There is already a literature examining myopic bias (i.e. the tendency to bet on the home team, or to rate oneself or a familiar team/group as above average, e.g. Moore, & Kim (2003). "Myopic social prediction and the solo comparison effect"). It would be interesting to see if such a familiarity bias can be induced through such visualization treatment on a neutral subject.
If the respondents were asked to gamble on the outcome, and indeed there was belief in a causal effect on the game's outcome, people genuinely in possession of such a belief should be willing to wager on it.

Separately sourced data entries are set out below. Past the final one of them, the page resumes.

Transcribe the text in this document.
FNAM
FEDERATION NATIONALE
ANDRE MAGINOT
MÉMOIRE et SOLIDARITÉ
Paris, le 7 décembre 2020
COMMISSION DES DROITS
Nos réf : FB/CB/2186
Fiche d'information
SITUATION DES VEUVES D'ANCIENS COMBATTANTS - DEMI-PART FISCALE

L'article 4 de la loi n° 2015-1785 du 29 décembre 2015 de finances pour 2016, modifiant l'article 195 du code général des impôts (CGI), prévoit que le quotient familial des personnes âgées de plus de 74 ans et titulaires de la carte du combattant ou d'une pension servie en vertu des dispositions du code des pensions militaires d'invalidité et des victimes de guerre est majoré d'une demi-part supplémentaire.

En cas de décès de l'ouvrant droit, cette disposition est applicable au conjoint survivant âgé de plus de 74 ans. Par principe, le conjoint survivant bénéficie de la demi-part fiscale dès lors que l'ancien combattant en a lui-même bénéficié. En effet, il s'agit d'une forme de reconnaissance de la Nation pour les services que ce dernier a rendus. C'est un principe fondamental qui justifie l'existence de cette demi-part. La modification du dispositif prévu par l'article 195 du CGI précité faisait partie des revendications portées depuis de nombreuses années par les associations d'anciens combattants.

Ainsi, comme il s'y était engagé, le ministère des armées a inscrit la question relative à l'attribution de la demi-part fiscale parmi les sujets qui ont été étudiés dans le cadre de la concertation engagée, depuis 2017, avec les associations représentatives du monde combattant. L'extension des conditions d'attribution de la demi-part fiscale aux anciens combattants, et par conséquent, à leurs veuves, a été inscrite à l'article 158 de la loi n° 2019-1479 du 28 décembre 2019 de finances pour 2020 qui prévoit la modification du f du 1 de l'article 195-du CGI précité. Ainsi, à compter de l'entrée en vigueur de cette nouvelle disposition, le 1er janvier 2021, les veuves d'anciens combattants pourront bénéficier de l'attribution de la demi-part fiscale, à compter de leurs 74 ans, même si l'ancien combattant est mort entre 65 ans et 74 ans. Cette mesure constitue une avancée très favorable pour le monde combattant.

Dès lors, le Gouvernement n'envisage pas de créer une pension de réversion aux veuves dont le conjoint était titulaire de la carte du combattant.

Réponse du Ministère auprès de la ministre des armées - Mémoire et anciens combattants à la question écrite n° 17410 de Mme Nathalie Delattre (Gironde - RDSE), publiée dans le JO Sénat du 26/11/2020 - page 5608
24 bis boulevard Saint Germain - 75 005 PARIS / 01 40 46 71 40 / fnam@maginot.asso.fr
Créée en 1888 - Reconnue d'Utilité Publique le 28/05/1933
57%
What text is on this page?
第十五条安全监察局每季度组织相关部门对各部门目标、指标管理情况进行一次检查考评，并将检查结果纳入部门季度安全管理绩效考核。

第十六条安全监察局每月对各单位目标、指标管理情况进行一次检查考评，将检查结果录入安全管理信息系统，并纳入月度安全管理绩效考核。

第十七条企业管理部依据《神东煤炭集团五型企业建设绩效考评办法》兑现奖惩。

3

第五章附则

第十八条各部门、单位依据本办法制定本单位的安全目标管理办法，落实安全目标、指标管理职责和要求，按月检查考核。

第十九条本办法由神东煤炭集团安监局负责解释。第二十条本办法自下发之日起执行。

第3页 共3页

Except it isn't clear how much that this is so, since wagering involves not merely believing but also temperament. Since wagering behavior does not directly measure belief but willingness to wager, and belief is just one contributor to this. People who play slot machines don't believe they're going to win every time; but they are willing to stick the coin in every time. People with gambling problems may be quite aware that they are almost certainly going to lose, but will wager anyway -- and may, in fact, wager more on things they think less likely because it's more exciting to win against the odds. And so forth.
On the other hand, you're in good company, since both Kant and the Bayesian epistemologists have argued for your claim. There are quite a few hidden complications in the subject, though; it's not an easy solution.